13/11_curation_1311_fm_1

https://wandb.ai/open-targets/gentropy-locus-to-gene/runs/xe52ckzb?nw=nwuseropentargets

New model based on a new feature matrix (feature matrix 1). Here we are testing a different approach for neighbourhood features again: if there is no data for any gene, we set the feature to 1. This kind of follows the same rationality of defining the neighbourhood feature in terms of how similar the feature for that credible set/gene is to the best result in the credible set gene. 1 meaning more similar; 0 more dissimilar. Given the sparsity of the data, this is quite a big change.

Results are worse than the previous iteration, therefore we are ditching this approach.

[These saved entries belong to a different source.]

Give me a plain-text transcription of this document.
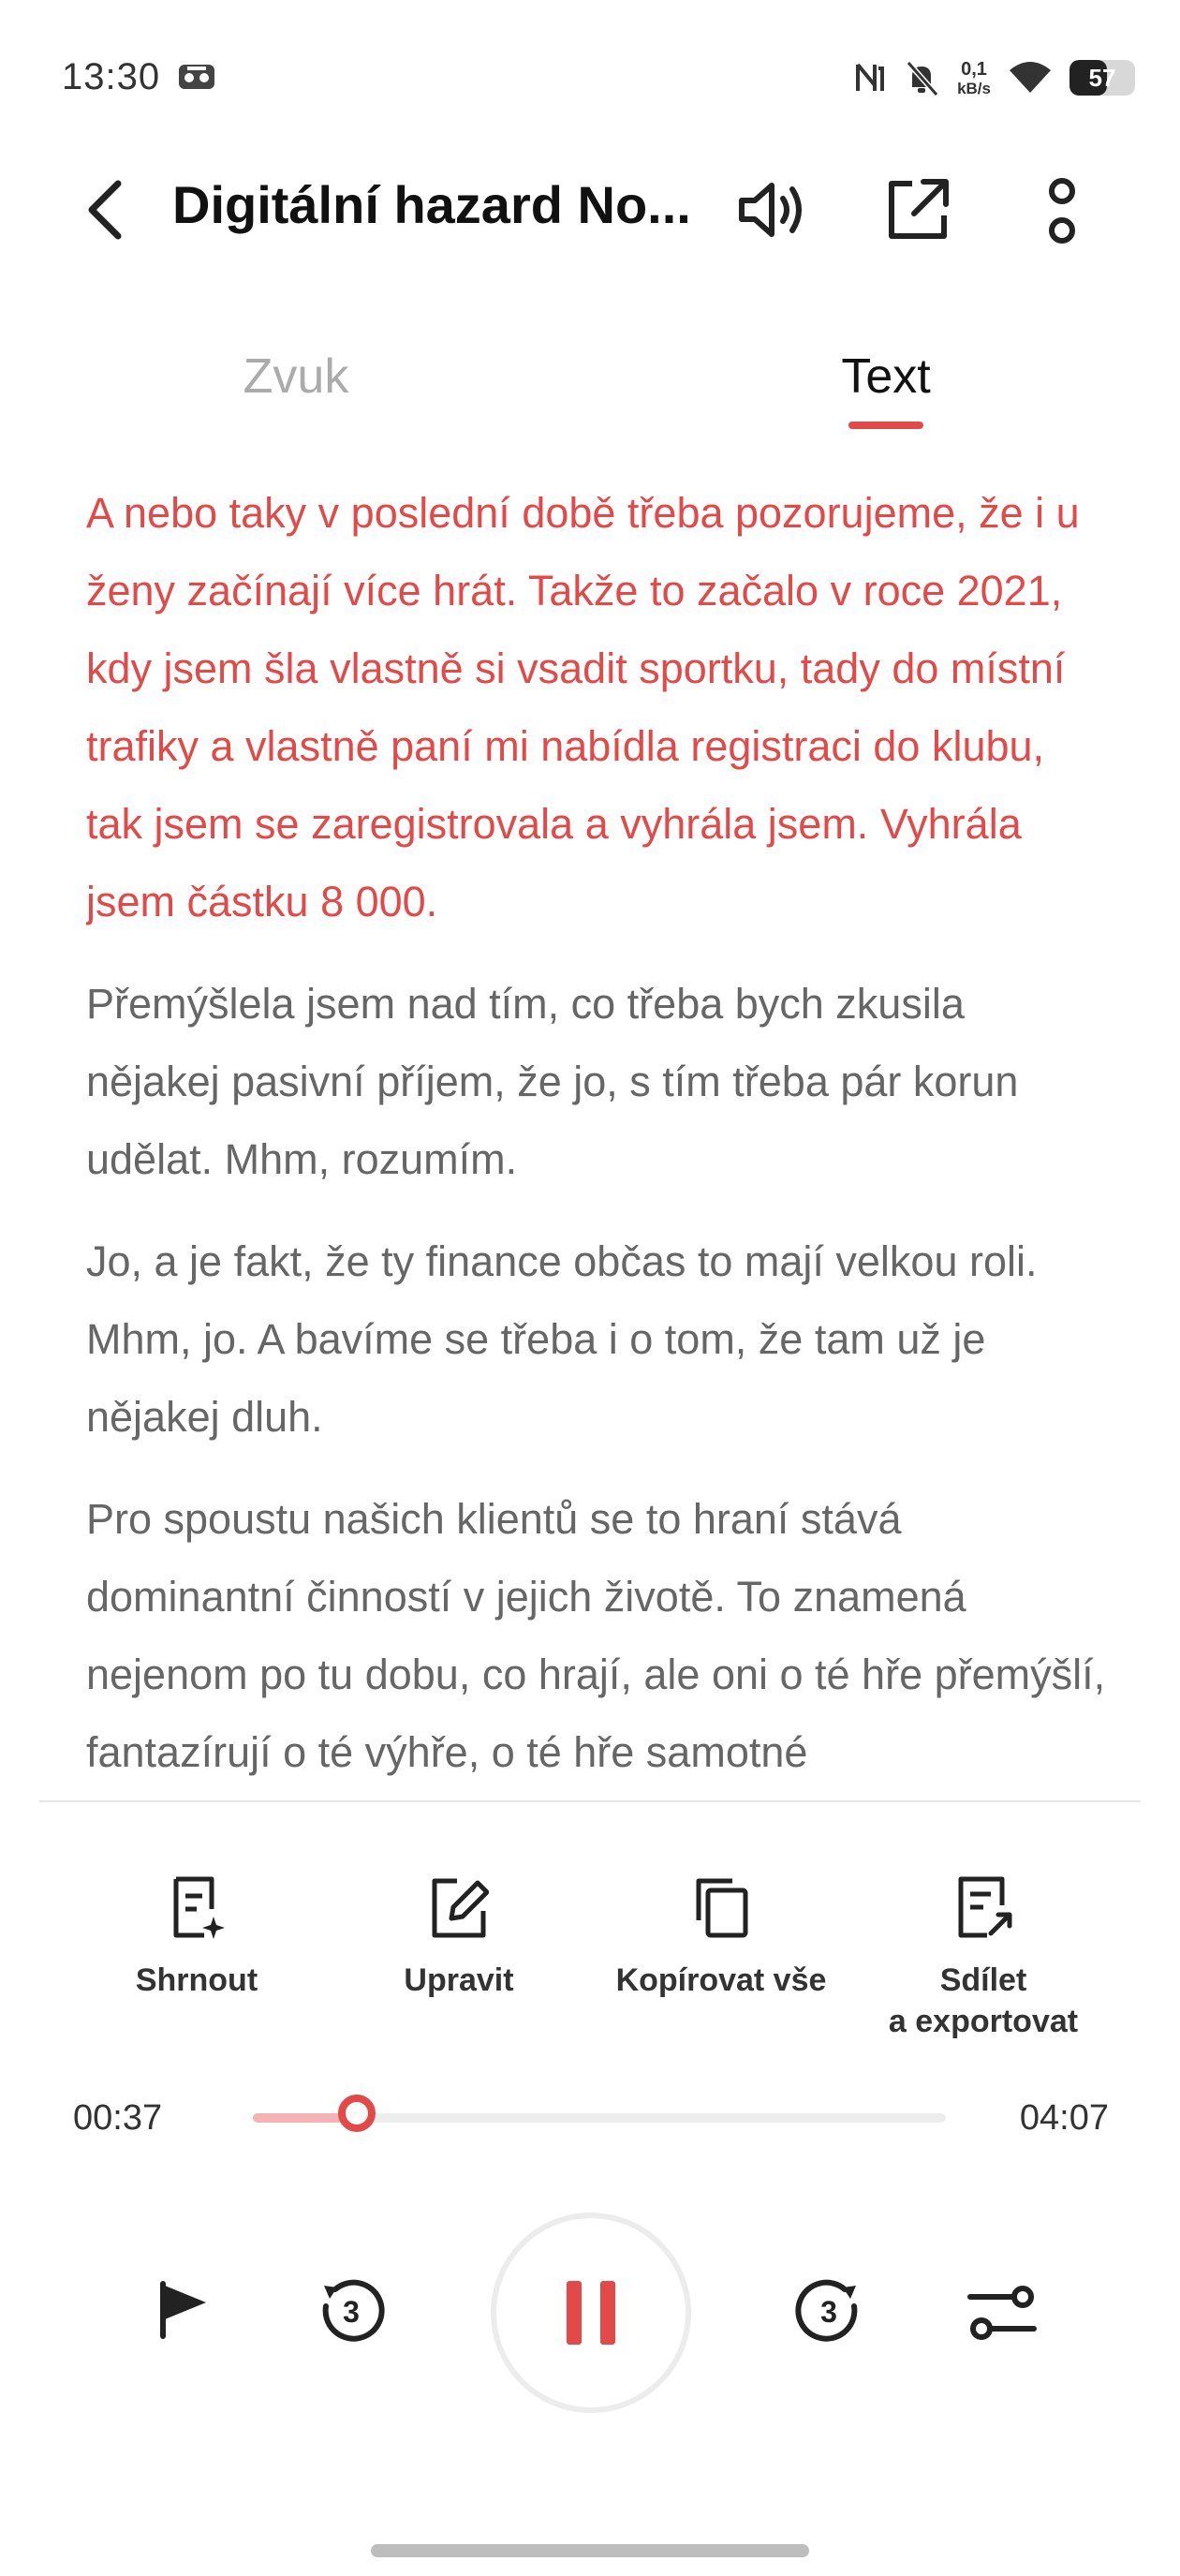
13:30	0,1
kB/s	57
Digitální hazard No...
Zvuk	Text

A nebo taky v poslední době třeba pozorujeme, že i u ženy začínají více hrát. Takže to začalo v roce 2021, kdy jsem šla vlastně si vsadit sportku, tady do místní trafiky a vlastně paní mi nabídla registraci do klubu, tak jsem se zaregistrovala a vyhrála jsem. Vyhrála jsem částku 8 000.

Přemýšlela jsem nad tím, co třeba bych zkusila nějakej pasivní příjem, že jo, s tím třeba pár korun udělat. Mhm, rozumím.

Jo, a je fakt, že ty finance občas to mají velkou roli. Mhm, jo. A bavíme se třeba i o tom, že tam už je nějakej dluh.

Pro spoustu našich klientů se to hraní stává dominantní činností v jejich životě. To znamená nejenom po tu dobu, co hrají, ale oni o té hře přemýšlí, fantazírují o té výhře, o té hře samotné

Shrnout	Upravit	Kopírovat vše	Sdílet
a exportovat
00:37	04:07
3	3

+----+------+                                                                   
|hits| count|
+----+------+
|  >2| 20958|
|   1|267721|
|   2| 89665|
+----+------+
ireneisdoomed commented 1 week ago

Feature comparison with Production

This is a bit off-topic but I've joined the feature matrix of the gold standard used in the production version of Genetics with our best feature matrix to date (gs://ot-team/irene/l2g/13112024/feature_matrix), to try to compare.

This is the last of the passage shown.